American Pacific International School (โรงเรียนนานาชาติอเมริกันแปซิฟิก, ) is a privately owned boarding school in Chiang Mai, Thailand with a kindergarten, elementary school, middle school, and high school. The school operates on two campuses. American Pacific International School Primary (APISP) is in suburban Chiang Mai while the main boarding campus (MBC) is 25 kilometers from the city center. APISP has pre-nursery to grade 6 and the MBC has grades 5–12. It is a fee paying school, that opened in 1997, and makes annual tuition charges of 480,000 baht, or 12,800 USD.

==Residence==
The school is one of only a few to accept residential students from the age of six. The school currently maintains four boarding houses: Odden Hall, Bundarik Hall, Sakthong House and Inthanon House.

==Curriculum==
The school's curriculum aims to generate the skills of creativity and enquiry in a multi-cultural environment.

It offers an American-style curriculum to those aged from two to eighteen within Thailand, and is fully registered with the Royal Thai Ministry of Education.
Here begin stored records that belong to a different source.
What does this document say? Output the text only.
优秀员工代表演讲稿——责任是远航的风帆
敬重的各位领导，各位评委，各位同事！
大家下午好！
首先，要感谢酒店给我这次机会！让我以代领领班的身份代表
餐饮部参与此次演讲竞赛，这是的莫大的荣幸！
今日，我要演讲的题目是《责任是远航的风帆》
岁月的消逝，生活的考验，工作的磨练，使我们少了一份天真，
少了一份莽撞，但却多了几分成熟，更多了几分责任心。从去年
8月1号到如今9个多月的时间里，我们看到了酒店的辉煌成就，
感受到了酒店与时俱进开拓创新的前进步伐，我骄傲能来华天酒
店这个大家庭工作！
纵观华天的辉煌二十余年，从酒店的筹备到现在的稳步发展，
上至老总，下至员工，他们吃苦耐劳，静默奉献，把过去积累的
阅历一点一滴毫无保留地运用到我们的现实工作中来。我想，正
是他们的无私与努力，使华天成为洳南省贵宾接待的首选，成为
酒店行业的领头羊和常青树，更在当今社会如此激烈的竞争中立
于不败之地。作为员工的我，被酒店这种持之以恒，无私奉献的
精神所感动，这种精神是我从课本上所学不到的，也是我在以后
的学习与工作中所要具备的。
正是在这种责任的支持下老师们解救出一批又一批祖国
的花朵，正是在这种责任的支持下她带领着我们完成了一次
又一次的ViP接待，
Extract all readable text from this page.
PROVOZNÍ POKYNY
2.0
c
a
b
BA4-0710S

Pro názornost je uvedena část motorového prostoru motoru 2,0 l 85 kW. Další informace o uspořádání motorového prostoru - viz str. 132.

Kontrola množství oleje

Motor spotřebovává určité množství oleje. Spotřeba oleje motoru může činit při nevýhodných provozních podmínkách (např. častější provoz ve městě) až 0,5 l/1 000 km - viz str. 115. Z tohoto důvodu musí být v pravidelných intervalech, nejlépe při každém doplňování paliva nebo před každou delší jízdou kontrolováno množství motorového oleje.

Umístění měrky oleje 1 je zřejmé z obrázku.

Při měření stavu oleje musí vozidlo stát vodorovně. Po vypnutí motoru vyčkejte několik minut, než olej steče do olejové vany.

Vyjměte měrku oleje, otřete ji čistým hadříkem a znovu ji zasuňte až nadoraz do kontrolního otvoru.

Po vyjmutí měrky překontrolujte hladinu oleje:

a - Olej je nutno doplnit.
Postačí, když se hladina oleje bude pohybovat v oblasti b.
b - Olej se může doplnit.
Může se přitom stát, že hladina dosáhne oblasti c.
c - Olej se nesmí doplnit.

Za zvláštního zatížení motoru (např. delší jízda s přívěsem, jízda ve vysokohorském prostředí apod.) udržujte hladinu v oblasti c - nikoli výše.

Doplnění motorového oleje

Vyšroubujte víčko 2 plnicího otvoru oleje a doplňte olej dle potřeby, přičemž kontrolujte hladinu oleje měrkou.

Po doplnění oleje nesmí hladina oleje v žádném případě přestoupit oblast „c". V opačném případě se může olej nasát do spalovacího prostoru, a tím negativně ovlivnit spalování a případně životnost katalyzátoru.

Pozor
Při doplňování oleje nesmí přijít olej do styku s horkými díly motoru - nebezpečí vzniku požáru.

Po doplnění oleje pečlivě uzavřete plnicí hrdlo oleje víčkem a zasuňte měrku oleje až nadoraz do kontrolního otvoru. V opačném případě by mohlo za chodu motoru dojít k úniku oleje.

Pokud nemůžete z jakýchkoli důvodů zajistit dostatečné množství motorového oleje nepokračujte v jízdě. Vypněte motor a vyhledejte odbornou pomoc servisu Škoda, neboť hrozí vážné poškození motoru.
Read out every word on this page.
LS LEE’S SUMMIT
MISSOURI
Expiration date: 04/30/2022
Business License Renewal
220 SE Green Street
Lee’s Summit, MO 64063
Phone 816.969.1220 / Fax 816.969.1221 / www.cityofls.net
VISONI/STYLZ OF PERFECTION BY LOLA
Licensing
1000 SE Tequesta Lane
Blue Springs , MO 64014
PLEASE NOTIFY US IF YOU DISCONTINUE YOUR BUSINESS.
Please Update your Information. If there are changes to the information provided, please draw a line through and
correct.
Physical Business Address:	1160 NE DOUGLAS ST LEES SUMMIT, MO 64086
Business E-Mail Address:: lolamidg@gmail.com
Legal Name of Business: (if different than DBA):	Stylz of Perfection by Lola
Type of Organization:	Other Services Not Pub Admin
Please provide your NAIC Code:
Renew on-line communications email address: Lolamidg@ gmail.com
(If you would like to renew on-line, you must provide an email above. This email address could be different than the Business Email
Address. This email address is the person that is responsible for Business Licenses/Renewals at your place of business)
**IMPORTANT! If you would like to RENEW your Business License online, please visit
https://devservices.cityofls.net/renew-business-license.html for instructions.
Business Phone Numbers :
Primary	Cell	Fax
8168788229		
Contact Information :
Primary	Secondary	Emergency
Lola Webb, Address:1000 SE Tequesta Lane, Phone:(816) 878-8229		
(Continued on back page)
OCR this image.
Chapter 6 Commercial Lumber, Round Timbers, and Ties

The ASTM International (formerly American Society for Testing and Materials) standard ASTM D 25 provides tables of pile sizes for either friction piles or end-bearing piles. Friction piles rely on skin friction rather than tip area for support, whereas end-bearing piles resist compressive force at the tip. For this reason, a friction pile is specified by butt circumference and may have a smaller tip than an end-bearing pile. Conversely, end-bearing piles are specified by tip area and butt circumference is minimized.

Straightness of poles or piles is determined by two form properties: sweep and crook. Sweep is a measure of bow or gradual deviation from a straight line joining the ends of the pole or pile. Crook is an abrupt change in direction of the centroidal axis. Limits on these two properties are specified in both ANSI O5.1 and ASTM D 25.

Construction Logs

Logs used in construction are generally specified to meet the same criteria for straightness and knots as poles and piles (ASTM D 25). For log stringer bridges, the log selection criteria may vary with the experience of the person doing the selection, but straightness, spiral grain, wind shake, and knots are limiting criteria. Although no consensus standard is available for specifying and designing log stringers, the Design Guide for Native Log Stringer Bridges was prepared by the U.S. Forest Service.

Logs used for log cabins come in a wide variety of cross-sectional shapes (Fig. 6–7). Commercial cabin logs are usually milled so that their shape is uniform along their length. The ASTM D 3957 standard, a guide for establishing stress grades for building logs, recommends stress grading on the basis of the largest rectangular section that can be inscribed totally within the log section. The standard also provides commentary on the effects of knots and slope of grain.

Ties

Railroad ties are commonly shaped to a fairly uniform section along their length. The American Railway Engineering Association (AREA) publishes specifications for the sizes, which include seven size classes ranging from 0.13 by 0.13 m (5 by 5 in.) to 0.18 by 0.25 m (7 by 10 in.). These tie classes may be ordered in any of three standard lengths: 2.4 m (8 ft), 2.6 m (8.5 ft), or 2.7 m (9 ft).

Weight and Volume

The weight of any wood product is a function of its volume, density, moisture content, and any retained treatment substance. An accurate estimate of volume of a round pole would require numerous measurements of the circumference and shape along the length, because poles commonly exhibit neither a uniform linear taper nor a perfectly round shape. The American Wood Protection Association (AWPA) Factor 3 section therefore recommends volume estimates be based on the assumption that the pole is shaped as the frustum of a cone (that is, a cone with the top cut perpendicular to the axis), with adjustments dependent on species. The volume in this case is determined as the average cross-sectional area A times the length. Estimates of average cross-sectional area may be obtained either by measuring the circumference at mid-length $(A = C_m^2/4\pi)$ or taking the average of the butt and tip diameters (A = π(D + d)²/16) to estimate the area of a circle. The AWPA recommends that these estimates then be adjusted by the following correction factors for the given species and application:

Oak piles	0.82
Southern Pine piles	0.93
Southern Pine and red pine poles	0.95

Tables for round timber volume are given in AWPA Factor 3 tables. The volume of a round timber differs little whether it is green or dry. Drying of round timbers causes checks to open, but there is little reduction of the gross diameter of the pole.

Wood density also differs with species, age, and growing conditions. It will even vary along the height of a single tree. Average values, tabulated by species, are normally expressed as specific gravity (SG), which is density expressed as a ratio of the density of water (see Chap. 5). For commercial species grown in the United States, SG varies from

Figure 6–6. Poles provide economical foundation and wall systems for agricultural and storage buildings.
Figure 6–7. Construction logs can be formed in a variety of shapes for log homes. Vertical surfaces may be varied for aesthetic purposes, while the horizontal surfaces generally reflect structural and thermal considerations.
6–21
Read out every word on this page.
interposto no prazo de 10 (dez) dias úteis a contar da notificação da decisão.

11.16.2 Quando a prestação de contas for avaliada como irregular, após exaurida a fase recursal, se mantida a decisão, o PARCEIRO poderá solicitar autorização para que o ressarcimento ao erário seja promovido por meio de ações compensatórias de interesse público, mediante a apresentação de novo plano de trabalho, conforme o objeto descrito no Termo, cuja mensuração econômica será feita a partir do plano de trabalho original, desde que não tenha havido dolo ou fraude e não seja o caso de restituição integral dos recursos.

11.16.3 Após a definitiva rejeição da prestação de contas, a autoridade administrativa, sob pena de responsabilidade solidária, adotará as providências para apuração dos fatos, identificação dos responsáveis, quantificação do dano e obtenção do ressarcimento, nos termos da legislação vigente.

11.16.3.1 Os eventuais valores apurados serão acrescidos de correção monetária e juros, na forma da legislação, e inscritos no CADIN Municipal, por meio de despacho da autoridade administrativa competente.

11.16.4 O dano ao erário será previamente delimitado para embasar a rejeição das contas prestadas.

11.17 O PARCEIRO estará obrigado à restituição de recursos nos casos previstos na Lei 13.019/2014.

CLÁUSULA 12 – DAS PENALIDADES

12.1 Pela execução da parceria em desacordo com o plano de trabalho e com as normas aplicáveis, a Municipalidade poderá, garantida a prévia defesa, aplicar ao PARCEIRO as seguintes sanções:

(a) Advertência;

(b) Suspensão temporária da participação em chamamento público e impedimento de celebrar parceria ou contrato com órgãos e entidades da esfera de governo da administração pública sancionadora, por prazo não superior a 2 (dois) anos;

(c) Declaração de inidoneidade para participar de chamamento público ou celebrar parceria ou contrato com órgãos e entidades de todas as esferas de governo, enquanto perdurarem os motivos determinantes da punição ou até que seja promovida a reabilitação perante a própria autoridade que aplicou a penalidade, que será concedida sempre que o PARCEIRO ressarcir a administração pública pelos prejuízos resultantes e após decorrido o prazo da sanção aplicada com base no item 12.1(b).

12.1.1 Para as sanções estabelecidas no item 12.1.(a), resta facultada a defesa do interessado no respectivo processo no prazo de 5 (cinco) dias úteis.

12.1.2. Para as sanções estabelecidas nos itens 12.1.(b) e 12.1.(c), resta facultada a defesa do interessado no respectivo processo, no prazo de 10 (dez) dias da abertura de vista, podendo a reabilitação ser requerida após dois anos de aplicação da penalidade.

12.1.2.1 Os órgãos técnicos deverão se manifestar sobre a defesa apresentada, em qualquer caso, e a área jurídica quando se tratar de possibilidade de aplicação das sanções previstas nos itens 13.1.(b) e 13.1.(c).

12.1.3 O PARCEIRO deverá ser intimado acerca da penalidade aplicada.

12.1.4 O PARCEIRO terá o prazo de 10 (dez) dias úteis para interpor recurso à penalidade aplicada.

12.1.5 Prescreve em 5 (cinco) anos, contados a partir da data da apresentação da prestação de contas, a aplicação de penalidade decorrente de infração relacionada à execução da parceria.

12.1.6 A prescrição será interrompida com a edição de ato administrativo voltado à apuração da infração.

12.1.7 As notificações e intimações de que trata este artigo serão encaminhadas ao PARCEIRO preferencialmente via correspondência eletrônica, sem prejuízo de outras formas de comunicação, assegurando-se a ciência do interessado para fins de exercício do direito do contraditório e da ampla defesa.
The school has been accredited by The Western Association of Schools and Colleges (WASC) from the United States. The current principal is Luis Ramirez. The current head of school is Stacey Gailey. Previous heads include Greg Schellenberg, Ross Hall, Peter Welch, Keith Wacker and Barry Sutherland. The founding head was Gordon Jones, formerly of the Taft School, Connecticut, USA.

==Teaching staff==
The teaching staff of the school mainly originate from the United States, with some from Australia, Thailand and Canada. Keith Wecker, a previous head teacher, did a podcast in late 2006 about his experience of being the head of the school.